The authors use HunyuanOCR to evaluate document parsing performance on OmniDocBench, where it achieves the highest overall score of 94.10, outperforming all other models including larger ones. Results show HunyuanOCR also leads in spotting, visual question answering, and text translation tasks, demonstrating strong performance across diverse scenarios despite its relatively small 1B parameter size.

The authors use a reinforcement learning setup with a constant learning rate of 8e-7, Adam optimizer, and a global batch size of 512 to train HunyuanOCR. During rollout generation, they sample 8 responses per prompt with a temperature of 0.85 and a top-p of 0.95 to ensure diverse candidate outputs for reward evaluation.

The authors use HunyuanOCR to evaluate text spotting performance across nine diverse categories, including artistic text, documents, and video frames, on a 900-image benchmark.
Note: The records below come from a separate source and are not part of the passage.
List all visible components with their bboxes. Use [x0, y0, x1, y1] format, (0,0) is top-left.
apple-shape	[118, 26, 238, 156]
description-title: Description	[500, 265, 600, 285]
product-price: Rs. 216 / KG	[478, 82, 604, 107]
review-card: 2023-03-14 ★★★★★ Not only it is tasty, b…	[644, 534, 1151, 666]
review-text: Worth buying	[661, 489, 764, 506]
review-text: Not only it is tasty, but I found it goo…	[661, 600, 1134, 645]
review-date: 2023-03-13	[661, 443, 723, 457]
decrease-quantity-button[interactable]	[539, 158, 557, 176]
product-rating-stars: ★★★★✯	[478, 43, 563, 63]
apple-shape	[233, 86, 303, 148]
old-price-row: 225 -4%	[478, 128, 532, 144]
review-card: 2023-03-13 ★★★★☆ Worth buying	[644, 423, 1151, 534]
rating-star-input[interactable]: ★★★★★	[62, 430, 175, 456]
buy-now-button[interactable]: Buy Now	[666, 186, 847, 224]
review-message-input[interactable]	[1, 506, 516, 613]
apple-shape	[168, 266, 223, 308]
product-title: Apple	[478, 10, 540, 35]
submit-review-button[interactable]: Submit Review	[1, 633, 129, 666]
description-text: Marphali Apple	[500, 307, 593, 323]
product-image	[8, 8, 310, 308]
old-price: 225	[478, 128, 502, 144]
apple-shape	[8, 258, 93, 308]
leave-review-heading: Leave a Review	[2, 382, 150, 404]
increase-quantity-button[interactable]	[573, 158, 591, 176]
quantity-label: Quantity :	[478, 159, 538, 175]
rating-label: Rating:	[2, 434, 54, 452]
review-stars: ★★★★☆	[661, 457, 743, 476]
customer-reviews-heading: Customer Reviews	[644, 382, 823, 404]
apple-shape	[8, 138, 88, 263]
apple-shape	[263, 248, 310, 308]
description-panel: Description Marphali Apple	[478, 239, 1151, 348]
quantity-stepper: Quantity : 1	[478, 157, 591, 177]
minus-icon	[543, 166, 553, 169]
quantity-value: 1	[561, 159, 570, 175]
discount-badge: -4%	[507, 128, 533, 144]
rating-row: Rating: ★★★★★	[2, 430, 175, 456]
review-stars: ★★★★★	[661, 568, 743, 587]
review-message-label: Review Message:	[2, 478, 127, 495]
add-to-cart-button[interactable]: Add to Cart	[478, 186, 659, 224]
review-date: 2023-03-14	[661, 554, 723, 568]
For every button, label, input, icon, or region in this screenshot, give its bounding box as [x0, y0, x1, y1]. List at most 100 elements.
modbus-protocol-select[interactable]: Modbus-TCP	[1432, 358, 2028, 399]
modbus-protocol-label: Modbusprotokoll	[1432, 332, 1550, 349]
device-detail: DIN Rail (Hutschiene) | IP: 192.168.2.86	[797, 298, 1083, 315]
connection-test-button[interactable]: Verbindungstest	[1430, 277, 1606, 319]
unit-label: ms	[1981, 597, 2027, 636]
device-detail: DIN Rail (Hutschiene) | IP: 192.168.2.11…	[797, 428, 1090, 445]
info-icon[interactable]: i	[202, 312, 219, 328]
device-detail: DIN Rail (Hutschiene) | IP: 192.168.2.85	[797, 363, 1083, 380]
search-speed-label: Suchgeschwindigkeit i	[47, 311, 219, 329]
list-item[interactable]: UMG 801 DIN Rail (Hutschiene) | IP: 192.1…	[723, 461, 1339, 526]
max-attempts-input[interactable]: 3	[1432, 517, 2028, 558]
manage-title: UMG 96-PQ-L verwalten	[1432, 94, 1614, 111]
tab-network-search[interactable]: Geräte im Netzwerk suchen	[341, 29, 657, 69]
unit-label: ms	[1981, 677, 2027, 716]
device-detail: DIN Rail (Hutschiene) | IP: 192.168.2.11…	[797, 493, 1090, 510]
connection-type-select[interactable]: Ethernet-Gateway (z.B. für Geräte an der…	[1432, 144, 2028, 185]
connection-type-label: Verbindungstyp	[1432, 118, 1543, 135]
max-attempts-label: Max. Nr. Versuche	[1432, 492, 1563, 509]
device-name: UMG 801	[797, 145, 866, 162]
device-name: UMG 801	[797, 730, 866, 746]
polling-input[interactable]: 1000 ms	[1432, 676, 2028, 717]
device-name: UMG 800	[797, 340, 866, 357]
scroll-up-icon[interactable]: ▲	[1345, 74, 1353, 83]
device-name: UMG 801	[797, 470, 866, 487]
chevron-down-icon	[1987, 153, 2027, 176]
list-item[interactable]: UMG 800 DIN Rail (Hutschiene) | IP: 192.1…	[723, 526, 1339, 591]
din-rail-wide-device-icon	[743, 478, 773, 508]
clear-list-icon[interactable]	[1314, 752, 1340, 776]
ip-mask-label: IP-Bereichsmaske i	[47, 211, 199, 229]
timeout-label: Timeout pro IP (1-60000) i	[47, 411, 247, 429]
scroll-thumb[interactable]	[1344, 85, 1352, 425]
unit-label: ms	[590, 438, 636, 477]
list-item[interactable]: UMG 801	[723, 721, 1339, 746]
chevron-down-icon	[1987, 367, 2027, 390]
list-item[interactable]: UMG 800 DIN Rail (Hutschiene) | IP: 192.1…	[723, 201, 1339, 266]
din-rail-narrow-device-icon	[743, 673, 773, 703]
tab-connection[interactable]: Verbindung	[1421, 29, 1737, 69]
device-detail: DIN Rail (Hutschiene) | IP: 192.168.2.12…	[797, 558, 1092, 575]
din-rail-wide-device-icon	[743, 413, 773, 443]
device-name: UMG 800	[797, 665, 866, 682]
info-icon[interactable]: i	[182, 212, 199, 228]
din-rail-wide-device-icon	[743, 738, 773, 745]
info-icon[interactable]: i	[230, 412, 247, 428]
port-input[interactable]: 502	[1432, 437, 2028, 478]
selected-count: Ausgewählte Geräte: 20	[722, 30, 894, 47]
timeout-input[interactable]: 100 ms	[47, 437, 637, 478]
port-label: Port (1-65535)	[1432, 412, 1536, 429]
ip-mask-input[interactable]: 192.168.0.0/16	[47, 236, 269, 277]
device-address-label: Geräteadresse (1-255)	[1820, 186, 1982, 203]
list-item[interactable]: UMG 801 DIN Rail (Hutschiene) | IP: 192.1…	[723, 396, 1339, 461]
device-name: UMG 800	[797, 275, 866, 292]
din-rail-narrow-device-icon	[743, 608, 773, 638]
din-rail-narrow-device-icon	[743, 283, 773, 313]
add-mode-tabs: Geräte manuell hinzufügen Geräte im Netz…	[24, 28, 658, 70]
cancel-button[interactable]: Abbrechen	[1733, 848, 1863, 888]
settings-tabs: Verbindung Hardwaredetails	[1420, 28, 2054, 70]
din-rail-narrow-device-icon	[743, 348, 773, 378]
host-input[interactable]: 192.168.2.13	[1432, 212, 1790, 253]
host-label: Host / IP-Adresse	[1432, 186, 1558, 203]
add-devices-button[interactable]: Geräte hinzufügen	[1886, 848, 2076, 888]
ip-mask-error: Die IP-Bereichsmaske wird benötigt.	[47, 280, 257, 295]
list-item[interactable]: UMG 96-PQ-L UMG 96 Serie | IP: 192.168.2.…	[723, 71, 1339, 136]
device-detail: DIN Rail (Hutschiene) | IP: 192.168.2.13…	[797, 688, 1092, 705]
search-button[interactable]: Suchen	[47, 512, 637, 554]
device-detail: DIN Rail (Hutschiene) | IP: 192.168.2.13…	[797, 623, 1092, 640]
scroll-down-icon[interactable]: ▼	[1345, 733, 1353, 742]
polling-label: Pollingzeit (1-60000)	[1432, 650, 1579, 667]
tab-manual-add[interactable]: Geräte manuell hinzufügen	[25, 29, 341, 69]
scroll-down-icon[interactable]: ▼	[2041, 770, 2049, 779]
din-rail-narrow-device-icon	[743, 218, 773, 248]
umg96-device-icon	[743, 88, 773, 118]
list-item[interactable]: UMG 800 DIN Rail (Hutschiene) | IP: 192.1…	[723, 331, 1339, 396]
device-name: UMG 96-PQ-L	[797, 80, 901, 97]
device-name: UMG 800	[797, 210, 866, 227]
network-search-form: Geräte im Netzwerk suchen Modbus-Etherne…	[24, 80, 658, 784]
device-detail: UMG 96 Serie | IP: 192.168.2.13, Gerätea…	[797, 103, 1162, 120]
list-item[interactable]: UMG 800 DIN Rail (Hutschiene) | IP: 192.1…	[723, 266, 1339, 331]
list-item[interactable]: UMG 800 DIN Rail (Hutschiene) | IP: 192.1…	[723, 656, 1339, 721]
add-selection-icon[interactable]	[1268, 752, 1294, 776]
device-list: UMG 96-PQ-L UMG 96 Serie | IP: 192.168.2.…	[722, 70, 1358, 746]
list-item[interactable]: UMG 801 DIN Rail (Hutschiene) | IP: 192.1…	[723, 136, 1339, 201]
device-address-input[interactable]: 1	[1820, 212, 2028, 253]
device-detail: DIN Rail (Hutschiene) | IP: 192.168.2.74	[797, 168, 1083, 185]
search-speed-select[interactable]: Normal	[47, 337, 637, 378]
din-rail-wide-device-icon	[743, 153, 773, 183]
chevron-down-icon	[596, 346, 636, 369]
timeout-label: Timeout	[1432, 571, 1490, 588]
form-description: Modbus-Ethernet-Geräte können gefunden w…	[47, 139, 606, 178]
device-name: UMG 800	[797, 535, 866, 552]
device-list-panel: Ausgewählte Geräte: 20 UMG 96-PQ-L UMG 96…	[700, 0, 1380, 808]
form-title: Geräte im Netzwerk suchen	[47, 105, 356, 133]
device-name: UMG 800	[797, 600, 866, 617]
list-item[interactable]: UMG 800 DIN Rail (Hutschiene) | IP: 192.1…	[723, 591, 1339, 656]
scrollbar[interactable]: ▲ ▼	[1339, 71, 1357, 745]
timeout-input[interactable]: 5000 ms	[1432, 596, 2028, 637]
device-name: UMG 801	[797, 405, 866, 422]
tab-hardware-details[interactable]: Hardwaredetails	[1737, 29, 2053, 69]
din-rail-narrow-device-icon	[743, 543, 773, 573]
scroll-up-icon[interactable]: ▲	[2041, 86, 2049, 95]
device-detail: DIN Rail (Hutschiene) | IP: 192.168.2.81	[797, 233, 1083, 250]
Results show that HunyuanOCR achieves the best overall performance, significantly outperforming traditional pipeline-based methods and general Vision-Language Models while using substantially fewer parameters.

Results show that HunyuanOCR achieves the highest overall accuracy across all evaluated tasks, outperforming larger models such as Qwen3-VL-235B-Instruct and Gemini-2.5-Pro in card and receipt information extraction, video subtitle extraction, and OCRBench. The model demonstrates strong performance with only around 1B parameters, achieving state-of-the-art results in information extraction and visual question answering despite its compact size.

The authors use a table to present annual data on resident population and registration rates from 2017 to 2024, showing a consistent increase in both the number of residents and the registration rate over the years. The data indicates that the resident population grew from 589.5 million in 2017 to 859.9 million in 2024, while the registration rate rose from 43.2% to 61.02% during the same period.